The researchers plan to further investigate this process: “Our current efforts will look at other functions of trogocytosis in HSCs, including possible roles in blood regeneration, clearance of defective stem cells, and in hematologic malignancies,” Dr. Will added.
The study originated in the laboratory of the late Dr. Paul S. Frenette, a pioneer in hematopoietic stem cell research and founding director of the Ruth L. and David S. Gottesman Institute for Stem Cell Biology and Regenerative Medicine Research at Einstein. Other key collaborators included Dr. Randall S. Carpenter and Dr. Philip E. Boulais, both postdoctoral scientists at Einstein.

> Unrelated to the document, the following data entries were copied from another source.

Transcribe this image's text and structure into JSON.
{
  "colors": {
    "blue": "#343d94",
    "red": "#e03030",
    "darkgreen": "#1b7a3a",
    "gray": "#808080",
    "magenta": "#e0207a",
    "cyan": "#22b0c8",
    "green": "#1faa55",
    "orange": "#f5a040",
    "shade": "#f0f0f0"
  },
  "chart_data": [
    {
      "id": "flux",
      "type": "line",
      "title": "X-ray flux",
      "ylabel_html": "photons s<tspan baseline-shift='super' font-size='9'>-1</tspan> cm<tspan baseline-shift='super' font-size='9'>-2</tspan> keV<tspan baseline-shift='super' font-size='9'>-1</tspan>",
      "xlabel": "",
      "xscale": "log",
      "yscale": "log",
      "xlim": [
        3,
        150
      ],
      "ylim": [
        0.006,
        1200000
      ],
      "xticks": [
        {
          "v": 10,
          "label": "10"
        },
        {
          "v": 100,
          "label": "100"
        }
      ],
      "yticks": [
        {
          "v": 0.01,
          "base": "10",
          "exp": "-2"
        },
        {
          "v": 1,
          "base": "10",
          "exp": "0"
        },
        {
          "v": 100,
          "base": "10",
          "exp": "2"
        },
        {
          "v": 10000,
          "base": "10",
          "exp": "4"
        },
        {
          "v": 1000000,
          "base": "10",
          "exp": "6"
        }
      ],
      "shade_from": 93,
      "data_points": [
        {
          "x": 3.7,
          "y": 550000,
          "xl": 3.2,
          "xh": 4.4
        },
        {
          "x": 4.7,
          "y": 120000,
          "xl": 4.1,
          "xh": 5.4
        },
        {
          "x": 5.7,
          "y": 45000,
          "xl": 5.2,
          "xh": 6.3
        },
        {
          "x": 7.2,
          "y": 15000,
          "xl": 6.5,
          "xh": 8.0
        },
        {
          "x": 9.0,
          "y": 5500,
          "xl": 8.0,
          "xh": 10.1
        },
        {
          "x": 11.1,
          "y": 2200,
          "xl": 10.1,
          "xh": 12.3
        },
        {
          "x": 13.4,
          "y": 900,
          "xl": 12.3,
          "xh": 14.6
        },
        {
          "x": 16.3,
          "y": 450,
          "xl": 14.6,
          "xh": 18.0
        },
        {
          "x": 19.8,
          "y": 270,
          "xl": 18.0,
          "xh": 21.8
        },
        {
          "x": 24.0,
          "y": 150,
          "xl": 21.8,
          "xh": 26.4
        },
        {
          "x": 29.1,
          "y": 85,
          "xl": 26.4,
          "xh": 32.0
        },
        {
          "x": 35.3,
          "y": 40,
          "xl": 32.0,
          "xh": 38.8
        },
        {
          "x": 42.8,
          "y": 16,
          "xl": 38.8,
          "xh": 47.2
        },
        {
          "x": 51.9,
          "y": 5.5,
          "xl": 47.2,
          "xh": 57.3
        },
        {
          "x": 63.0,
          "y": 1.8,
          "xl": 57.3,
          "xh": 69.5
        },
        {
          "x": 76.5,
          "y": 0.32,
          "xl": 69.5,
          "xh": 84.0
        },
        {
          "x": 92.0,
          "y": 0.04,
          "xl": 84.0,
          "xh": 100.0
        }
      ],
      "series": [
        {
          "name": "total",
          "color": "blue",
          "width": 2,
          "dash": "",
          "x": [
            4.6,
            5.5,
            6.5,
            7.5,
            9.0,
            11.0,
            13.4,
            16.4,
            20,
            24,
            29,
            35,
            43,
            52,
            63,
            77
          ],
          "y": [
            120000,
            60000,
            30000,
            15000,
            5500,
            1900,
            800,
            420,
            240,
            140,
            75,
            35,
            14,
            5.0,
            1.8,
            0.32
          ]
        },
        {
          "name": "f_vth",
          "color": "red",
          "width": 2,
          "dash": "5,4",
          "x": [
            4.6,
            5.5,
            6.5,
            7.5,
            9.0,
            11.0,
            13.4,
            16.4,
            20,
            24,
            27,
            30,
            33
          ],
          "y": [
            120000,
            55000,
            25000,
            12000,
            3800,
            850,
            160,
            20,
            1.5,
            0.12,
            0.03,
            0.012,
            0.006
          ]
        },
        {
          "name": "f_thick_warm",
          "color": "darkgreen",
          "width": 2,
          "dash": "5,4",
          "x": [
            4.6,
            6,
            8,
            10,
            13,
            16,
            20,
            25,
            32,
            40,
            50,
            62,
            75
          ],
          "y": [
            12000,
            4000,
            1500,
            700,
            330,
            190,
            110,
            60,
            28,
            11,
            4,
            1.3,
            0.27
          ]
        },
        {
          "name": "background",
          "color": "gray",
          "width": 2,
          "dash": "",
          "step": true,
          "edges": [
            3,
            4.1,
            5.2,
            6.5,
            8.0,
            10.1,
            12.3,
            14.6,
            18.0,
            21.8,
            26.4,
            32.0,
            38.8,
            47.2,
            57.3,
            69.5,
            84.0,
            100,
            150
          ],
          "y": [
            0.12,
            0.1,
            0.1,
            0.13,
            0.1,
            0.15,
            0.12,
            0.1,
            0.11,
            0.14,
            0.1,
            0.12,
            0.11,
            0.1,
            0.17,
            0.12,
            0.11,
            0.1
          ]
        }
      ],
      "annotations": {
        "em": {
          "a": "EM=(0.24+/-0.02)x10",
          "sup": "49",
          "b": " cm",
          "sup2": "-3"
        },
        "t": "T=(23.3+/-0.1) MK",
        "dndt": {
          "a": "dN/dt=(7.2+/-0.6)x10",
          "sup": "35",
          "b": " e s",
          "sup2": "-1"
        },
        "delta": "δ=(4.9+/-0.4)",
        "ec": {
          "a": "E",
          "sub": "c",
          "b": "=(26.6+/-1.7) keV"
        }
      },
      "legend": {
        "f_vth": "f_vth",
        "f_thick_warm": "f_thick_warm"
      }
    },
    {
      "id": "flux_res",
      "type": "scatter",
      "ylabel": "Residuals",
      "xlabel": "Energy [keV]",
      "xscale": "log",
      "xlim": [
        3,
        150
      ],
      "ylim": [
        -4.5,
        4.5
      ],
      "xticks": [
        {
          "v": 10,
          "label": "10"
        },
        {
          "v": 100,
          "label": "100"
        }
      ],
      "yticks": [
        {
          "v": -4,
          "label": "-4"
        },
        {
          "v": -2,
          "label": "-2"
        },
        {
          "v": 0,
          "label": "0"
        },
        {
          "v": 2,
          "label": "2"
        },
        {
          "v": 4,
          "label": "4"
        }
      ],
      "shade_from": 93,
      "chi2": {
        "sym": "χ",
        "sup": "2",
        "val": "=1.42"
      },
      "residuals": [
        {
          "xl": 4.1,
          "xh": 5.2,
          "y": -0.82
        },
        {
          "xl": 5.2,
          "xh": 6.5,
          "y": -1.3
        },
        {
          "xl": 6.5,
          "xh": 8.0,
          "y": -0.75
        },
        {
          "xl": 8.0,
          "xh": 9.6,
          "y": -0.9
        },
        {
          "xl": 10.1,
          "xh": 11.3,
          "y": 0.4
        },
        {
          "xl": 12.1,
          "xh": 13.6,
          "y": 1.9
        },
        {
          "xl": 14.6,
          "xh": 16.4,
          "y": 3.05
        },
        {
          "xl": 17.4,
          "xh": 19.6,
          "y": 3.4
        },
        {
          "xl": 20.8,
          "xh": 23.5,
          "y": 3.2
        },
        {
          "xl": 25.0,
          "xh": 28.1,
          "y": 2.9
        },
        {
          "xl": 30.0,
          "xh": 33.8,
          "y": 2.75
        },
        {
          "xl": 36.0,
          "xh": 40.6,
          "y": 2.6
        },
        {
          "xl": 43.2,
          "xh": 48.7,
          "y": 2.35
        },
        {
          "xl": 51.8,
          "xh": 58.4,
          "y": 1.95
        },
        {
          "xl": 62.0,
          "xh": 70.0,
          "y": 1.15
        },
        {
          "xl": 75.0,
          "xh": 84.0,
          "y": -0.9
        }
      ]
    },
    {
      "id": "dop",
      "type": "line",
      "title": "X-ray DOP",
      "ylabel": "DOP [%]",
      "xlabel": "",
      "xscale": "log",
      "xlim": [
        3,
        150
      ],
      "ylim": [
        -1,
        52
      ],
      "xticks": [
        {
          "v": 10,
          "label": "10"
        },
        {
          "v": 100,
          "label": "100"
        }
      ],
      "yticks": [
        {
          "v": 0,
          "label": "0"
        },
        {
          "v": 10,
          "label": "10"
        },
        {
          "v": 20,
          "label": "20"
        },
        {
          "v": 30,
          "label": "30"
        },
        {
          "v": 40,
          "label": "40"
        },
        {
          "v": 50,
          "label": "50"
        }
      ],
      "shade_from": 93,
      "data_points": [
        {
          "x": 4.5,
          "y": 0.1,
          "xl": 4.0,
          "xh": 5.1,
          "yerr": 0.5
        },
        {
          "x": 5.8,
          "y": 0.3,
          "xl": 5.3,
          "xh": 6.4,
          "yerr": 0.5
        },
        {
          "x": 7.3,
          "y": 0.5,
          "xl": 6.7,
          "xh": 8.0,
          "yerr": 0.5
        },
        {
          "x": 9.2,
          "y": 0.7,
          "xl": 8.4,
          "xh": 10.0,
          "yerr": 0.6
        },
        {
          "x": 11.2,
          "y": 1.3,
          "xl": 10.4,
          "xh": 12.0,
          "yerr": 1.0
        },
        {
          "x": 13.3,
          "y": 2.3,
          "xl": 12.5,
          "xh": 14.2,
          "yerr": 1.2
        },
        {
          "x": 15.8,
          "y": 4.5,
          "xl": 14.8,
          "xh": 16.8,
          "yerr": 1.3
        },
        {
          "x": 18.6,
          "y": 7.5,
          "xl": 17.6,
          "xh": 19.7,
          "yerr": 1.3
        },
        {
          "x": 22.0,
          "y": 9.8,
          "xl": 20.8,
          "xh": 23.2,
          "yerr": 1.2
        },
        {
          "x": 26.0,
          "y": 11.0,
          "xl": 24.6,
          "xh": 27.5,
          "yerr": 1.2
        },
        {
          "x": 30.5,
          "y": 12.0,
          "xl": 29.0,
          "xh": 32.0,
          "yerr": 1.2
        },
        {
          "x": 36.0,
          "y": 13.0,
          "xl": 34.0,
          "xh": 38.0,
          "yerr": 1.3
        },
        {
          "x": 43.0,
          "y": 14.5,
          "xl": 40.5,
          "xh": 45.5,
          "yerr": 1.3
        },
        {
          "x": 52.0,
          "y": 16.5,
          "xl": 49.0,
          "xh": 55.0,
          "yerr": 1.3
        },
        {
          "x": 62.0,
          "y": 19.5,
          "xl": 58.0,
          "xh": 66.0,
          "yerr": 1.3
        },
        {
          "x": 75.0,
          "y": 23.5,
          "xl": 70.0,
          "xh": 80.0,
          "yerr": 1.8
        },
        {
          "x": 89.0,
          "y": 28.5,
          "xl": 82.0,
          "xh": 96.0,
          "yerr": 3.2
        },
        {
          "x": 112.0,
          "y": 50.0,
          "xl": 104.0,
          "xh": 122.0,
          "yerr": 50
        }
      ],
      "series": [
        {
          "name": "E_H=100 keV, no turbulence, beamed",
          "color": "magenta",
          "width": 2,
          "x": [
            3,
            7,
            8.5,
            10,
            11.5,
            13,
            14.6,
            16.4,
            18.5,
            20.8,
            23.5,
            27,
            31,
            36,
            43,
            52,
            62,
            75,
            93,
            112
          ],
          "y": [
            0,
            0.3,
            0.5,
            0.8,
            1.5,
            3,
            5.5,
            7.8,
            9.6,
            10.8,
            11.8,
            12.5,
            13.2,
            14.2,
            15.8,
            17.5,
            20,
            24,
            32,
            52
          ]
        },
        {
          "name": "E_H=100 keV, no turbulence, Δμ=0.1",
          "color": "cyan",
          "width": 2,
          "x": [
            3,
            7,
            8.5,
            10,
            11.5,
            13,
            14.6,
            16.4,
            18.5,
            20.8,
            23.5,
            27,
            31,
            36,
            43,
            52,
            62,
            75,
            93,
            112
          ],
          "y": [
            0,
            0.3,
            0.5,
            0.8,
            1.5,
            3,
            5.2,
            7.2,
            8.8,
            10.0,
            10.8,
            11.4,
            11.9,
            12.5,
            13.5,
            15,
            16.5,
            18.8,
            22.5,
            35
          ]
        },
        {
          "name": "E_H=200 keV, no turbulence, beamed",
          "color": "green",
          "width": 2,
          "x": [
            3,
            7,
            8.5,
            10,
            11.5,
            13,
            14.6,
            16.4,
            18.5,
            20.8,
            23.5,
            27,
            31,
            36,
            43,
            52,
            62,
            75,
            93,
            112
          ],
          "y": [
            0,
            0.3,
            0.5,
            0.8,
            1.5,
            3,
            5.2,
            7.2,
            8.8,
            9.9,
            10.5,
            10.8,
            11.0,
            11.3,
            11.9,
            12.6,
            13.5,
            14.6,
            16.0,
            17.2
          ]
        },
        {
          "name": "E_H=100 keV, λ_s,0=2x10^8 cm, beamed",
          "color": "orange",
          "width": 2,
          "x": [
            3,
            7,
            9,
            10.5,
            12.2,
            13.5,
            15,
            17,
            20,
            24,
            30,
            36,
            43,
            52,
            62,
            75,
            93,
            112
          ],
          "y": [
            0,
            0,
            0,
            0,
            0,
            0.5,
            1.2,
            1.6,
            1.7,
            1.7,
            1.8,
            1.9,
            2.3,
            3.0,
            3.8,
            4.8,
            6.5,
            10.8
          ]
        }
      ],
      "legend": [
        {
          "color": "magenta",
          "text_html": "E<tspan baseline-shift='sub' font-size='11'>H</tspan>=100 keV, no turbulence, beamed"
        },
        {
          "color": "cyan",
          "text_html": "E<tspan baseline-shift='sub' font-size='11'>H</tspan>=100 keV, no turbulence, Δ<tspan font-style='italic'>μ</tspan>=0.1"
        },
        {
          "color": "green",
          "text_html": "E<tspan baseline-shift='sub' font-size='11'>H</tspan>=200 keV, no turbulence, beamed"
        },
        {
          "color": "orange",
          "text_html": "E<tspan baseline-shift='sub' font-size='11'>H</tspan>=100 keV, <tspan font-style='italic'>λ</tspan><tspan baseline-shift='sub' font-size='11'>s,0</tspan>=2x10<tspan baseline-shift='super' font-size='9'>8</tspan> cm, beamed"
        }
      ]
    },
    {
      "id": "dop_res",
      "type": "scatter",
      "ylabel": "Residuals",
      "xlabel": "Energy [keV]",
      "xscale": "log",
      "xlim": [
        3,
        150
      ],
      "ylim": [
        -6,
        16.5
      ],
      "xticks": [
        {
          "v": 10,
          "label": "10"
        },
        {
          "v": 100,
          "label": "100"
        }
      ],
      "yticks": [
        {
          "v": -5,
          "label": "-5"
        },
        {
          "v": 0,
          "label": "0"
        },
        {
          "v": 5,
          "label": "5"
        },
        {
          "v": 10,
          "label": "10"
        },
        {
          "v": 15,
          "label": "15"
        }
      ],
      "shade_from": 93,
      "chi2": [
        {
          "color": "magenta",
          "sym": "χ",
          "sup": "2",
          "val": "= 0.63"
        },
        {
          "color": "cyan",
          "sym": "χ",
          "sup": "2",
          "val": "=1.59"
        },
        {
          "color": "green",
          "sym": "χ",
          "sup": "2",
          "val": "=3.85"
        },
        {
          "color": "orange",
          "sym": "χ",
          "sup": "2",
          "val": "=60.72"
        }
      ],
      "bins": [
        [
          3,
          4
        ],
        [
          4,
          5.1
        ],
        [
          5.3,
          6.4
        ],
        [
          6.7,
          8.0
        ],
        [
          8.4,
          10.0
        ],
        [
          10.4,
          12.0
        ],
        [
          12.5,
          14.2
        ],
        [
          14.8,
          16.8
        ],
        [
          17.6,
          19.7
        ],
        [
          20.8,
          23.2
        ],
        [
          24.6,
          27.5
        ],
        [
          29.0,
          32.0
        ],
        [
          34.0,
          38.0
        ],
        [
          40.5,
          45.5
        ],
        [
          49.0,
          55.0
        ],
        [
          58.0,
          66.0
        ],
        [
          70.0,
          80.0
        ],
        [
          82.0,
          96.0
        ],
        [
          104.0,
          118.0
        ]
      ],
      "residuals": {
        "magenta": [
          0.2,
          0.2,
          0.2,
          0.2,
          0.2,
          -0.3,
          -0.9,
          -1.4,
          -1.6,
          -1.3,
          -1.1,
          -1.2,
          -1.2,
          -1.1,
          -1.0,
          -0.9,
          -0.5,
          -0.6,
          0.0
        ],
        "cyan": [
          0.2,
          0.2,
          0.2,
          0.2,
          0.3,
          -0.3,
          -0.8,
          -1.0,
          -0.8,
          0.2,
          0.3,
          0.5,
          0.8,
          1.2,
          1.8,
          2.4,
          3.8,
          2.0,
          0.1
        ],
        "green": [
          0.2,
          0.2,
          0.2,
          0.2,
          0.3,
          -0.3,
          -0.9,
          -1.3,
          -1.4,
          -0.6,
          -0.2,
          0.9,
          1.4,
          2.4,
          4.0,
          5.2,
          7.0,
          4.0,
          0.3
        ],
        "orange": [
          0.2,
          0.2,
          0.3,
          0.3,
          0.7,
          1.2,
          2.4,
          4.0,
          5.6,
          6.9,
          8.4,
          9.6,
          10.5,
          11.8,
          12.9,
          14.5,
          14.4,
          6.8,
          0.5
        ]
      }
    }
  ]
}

He Science The paper is titled, “Regulation of the hematopoietic stem cell pool by c-Kit-associated trogocytosis.” Other authors are Huihui Li, Ph.D., and Maria Maryanovich, Ph.D., both of Einstein, Christopher R. Marlein, Ph.D., of Einstein and FUJIFILM Diosynth Biotechnologies, Wilton, England, and Dachuan Zhang, Ph.D., of Einstein and Shanghai Jiao Tong University School of Medicine, Shanghai, China, Matthew Smith of the University of Wisconsin-Madison, and David J. Chung, M.D., Ph.D., of Memorial Sloan Kettering Cancer Center, New York, NY.
The study was supported by grants from the National Institutes of Health (U01DK116312, R01DK056638, R01DK112976, R01HL069438, DK10513, CA230756, R01HL157948, and R35CA253127).